Rezension

Alarma Man

Love Forever


Highlights: Cabin in the Woods // Swedish Intelligence
Genre: Post-Hardcore // Math Rock
Sounds Like: Fugazi // Shellac // 31 Knots

VÖ: 13.08.2010

Hefte schließen, Brainstorming! Wer denkt bei Schweden an Ikea, ein vorbildliches Schulsystem, strikte Alkoholkontrollen und strohblonde, blauäugige Hünen? Alle? Wer an sonnigen, detailverliebten Indiepop? Wohl die meisten, sieht man von den paar verbliebenen Die-Hard-Refused-Fans ab. Sicher, die Post-Wasauchimmer-Core-Szene ist längst nicht mehr das Aushängeschild von Schweden. Doch es gibt sie noch, die Miesepeter und Nörgler, welche die Nase gestrichen voll haben vom Musterschülerstatus und Vorzeigeklischee. Fünf davon sitzen offensichtlich in Göteborg und haben mit ihrem rein instrumentalen Debüt von 2006 die Herzen der europäischen Mathrock-Szene im Sturm erobert.
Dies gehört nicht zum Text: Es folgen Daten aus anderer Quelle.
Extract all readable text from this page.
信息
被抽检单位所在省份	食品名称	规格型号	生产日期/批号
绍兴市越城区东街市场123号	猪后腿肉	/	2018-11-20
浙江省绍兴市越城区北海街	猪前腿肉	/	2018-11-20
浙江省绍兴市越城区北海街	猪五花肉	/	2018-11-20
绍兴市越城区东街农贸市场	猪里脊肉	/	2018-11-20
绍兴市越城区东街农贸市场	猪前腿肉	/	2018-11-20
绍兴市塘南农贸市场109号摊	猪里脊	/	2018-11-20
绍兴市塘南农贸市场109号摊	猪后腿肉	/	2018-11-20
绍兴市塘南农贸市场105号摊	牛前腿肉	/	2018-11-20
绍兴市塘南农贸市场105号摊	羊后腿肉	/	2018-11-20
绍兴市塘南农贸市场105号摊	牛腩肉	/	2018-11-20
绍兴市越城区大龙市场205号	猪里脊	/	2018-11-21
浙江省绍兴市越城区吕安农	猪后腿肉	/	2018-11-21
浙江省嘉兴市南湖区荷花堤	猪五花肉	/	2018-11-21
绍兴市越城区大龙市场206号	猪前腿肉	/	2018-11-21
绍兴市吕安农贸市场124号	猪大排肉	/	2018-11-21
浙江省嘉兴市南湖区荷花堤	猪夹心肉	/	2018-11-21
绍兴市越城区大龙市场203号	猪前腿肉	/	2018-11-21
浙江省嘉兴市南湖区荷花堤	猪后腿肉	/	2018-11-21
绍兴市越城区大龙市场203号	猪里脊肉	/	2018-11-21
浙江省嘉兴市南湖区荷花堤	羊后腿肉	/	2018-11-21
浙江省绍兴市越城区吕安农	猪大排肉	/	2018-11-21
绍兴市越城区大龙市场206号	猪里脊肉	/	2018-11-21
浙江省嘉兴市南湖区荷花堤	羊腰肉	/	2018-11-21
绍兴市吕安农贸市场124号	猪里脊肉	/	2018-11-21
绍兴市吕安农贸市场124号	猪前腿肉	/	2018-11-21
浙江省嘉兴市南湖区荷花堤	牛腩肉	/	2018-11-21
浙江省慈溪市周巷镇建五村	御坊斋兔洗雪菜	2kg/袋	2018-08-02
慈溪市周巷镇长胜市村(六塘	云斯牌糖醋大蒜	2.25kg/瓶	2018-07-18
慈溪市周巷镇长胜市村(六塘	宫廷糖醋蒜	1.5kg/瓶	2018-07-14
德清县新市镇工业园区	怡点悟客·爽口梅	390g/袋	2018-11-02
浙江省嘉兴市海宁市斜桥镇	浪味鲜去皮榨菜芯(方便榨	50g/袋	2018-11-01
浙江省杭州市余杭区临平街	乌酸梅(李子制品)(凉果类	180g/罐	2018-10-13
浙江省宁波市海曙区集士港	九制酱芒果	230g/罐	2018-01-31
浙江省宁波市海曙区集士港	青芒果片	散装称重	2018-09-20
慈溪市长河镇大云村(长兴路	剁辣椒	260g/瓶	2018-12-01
2010 wird nun alles anders: Die vertrackten Schachtelkompositionen weichen einem eingängigeren, zielgerichteten Songwriting. Gesang statt Gitarrenkaskaden. Ein Schock? Ob die alten Fans den neuen, stromlinienförmigeren Stil akzeptieren, wird sich zeigen. Sicher ist, dass der Wechsel heftige Diskussionen auslösen wird. Dabei beginnt das Album mit dem instrumentalen Opener “Pitch Grammar” recht harmlos: nervöse Drumbeats, flirrende Gitarren, ein groovender, hypnotisierender Song. Wäre nicht der Gesang, würde dem Hörer nicht mal der Beginn des zweiten Liedes auffallen, dermaßen nahtlos geschieht der Übergang zu “Electric Flag”.
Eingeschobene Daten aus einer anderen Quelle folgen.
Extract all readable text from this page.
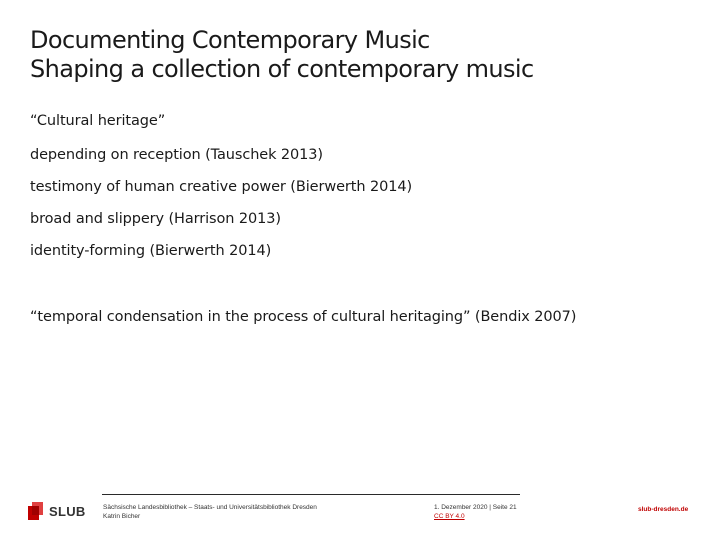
Documenting Contemporary Music
Shaping a collection of contemporary music
“Cultural heritage”
depending on reception (Tauschek 2013)
testimony of human creative power (Bierwerth 2014)
broad and slippery (Harrison 2013)
identity-forming (Bierwerth 2014)
“temporal condensation in the process of cultural heritaging” (Bendix 2007)
SLUB	Sächsische Landesbibliothek – Staats- und Universitätsbibliothek Dresden
Katrin Bicher
1. Dezember 2020 | Seite 21
CC BY 4.0
slub-dresden.de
Diese Homogenität entpuppt sich dann auch schnell als großer Schwachpunkt des neuen Alarma-Man-Albums. Warum muss eine Band, die früher komplexen Mathrock gespielt hat, nun fast jeden Song lang dasselbe Tempo stoisch durcharbeiten? Warum ist das Gitarrengrundgerüst so verdammt einfallslos und einförmig? Alarma Man fallen in einen Trott, den sie mit der Neuausrichtung ausdrücklich vermeiden wollten: Sie recyceln. Die Gleichförmigkeit der Lieder geht so weit, dass es häufig schwer fällt, das Ende eines Liedes bei nicht uneingeschränkter Aufmerksamkeit auszumachen. Natürlich könnte man nun von Sogwirkung reden, und das stimmt auch irgendwie. Trotzdem fehlt den Liedern schlussendlich das Besondere, das herausragende Detail.
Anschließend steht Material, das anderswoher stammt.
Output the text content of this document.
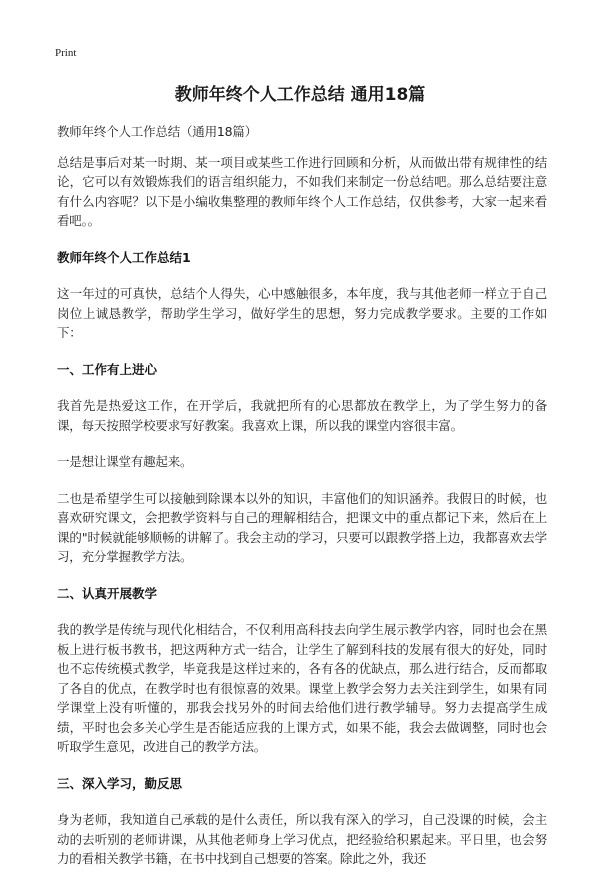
Print
教师年终个人工作总结 通用18篇

教师年终个人工作总结（通用18篇）

总结是事后对某一时期、某一项目或某些工作进行回顾和分析，从而做出带有规律性的结论，它可以有效锻炼我们的语言组织能力，不如我们来制定一份总结吧。那么总结要注意有什么内容呢？以下是小编收集整理的教师年终个人工作总结，仅供参考，大家一起来看看吧。。

教师年终个人工作总结1

这一年过的可真快，总结个人得失，心中感触很多，本年度，我与其他老师一样立于自己岗位上诚恳教学，帮助学生学习，做好学生的思想，努力完成教学要求。主要的工作如下：

一、工作有上进心

我首先是热爱这工作，在开学后，我就把所有的心思都放在教学上，为了学生努力的备课，每天按照学校要求写好教案。我喜欢上课，所以我的课堂内容很丰富。

一是想让课堂有趣起来。

二也是希望学生可以接触到除课本以外的知识，丰富他们的知识涵养。我假日的时候，也喜欢研究课文，会把教学资料与自己的理解相结合，把课文中的重点都记下来，然后在上课的"时候就能够顺畅的讲解了。我会主动的学习，只要可以跟教学搭上边，我都喜欢去学习，充分掌握教学方法。

二、认真开展教学

我的教学是传统与现代化相结合，不仅利用高科技去向学生展示教学内容，同时也会在黑板上进行板书教书，把这两种方式一结合，让学生了解到科技的发展有很大的好处，同时也不忘传统模式教学，毕竟我是这样过来的，各有各的优缺点，那么进行结合，反而都取了各自的优点，在教学时也有很惊喜的效果。课堂上教学会努力去关注到学生，如果有同学课堂上没有听懂的，那我会找另外的时间去给他们进行教学辅导。努力去提高学生成绩，平时也会多关心学生是否能适应我的上课方式，如果不能，我会去做调整，同时也会听取学生意见，改进自己的教学方法。

三、深入学习，勤反思

身为老师，我知道自己承载的是什么责任，所以我有深入的学习，自己没课的时候，会主动的去听别的老师讲课，从其他老师身上学习优点，把经验给积累起来。平日里，也会努力的看相关教学书籍，在书中找到自己想要的答案。除此之外，我还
Tragisch, da sich die Band sichtlich bemüht hat. Der Saxophoneinsatz in “Night Wolf” ist originell, doch dynamischer und mitreißender wird der Song dadurch nicht. Auch der Gesang bleibt verzweifelt, dunkel und nuancenlos. Gerade gegen Ende des Albums wird er dermaßen langweilig, dass der Hörer sich selbst über den vorhersehbaren, genrebedienenden Schreiausbruch bei “Swedish Intelligence” freut. “Uninterrupted Light” drosselt zwar das Tempo, schafft es allerdings trotzdem nicht, die eindimensionale Atmosphäre des Albums zu durchbrechen.

Natürlich muss nicht jede Band den Pausenclown abgeben, doch was Alarma Man hier abliefern, ist (auch in textlicher Hinsicht) übertrieben pathetisch und ernst. Gerade von einer Band, welche ein solch trostloses Album “Love Forever” nennt und früher Lieder mit Titeln wie “Fell In Love With A Woman Twice My Size” schrieb, sollte man doch zumindest ein Fünkchen Selbstironie erwarten können.

Trotz der Stilkorrektur wissen Alarma Man wohl selbst, dass sie mit “Love Forever” nicht die Fußballstadien dieser Welt beschallen werden. Und die Fans, dass die Band auch im kommenden Jahr wieder jedes drittklassige Provinzjugendzentrum bespielt. Das verdient allerdings Anerkennung.